White wire WORKS!!!

GoldenMotor.com

Sgt. Howard

Active Member
Sep 28, 2010
186
58
28
69
Okanogan, WA
I HAVE DONE IT!!!! I need to reverse engineer it so I can explain it, but I have done it! Headlight, tail light, brake and turn signals! YES!!!! IT CAN BE DONE!!! White wire goes thru bridge rectifier balanced with two tank capacitors (THANK YOU PILOTGEEK!!!) to a 6 volt SLA battery sold by ACE hardware, the one with 4.5 amphrs of service. From there, you ballast each LED with a resistor according to its' voltage drop and requirements (usually between 10 and 100 ohms). Three reds for the tail, three reds for the brake- use a beehive clearance light for the base unit and tag the breadboard into the unit with the bolt that mounts it to the plate.
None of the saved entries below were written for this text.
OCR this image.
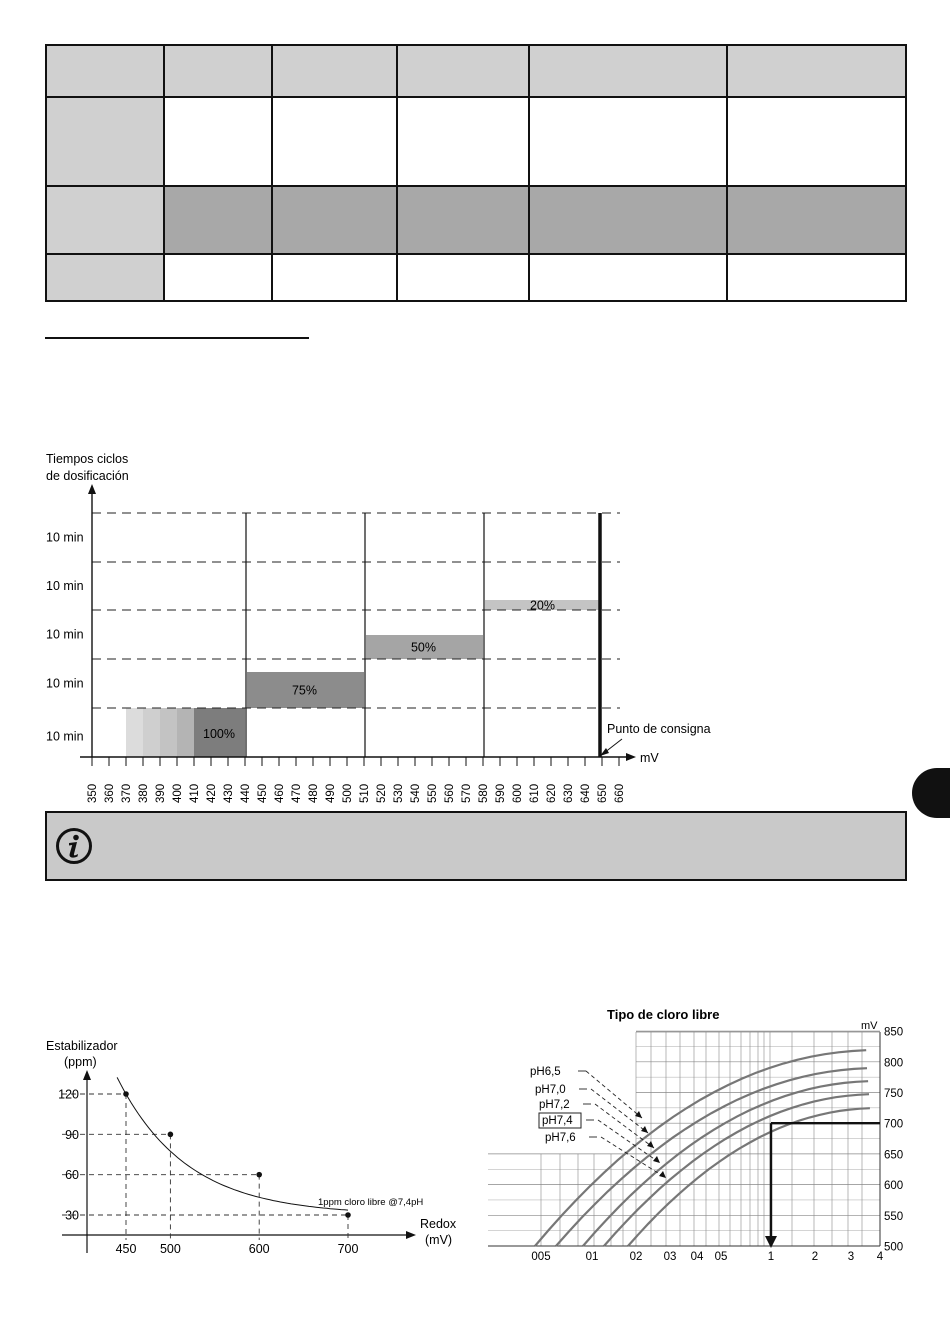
Tiempos ciclos
de dosificación
100%
75%
50%
20%
mV
10 min
10 min
10 min
10 min
10 min
350 360 370 380 390 400 410 420 430 440 450 460 470 480 490 500 510 520 530 540 550 560 570 580 590 600 610 620 630 640 650 660
Punto de consigna
Estabilizador
(ppm)
Redox
(mV)
120
90
60
30
450 500	600	700
1ppm cloro libre @7,4pH
Tipo de cloro libre
mV
850
800
750
700
650
600
550
500
005	01	02 03 04 05	1	2	3 4
pH6,5
pH7,0
pH7,2
pH7,4
pH7,6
Turn signal require four amber beehives (or two amber two red) with three amber LEDs apiece (Two of the units need red if your are full red taling it)- when you run your leads, ALL negatives go to a common wire- DO NOT GROUND TO FRAME!!!- positives come from appropriate switches. The positive lead that feeds the switch for turn signals, run a green blinker LED without resistor in serise mounted near the switch and visible- this will blink the lights you activate and tell you the blinker is on. I have created a brake switch that works off the front brake and does not require the brake be dissassembled to instal. Works flawlessly. Headlight is a three LED $5 Home Depot flashlight head mounted into a 3" diameter PVC Endcap painted with fusion to match the bike.
How do I know the white wire works? IT RUNS THE LIGHTS AFTER I HAVE PULLED THE BATTERY!!! And does NOT dim at idle! Can't explain it, don't care to... but it has been nightrunning for a week now without hiccough!! I will do pix and schematics as soon as I can usflg
 

bigbutterbean

Active Member
Jan 31, 2011
2,417
3
38
Lebanon, PA
wouldnt a voltage regulator be simpler than adding resistors to each individual led? I have been running a headlight straight off my white wire for a couple weeks. its a 50 led, 150 lumen aluminum flashlight I picked up at home depot for $10. it ran on 4 aa batteries originally, but i run it straight off my white wire. no rectifier, no capacitor, no battery. only prob is it dont have a regulator. im ordering a headlight from wonderful creations on ebay that is 2 super bright led's, about 270 lumens and has a built-in regulator. its $17 plus 5 for shipping. It doesnt come with a switch, but i have a spare lying around. for a tail light i have a 6 mode led blinker (regular bicycle tail light), and for a brake light I have an old motorcycle turn signal that runs on 4 aa batteries. I use hand signals for turning.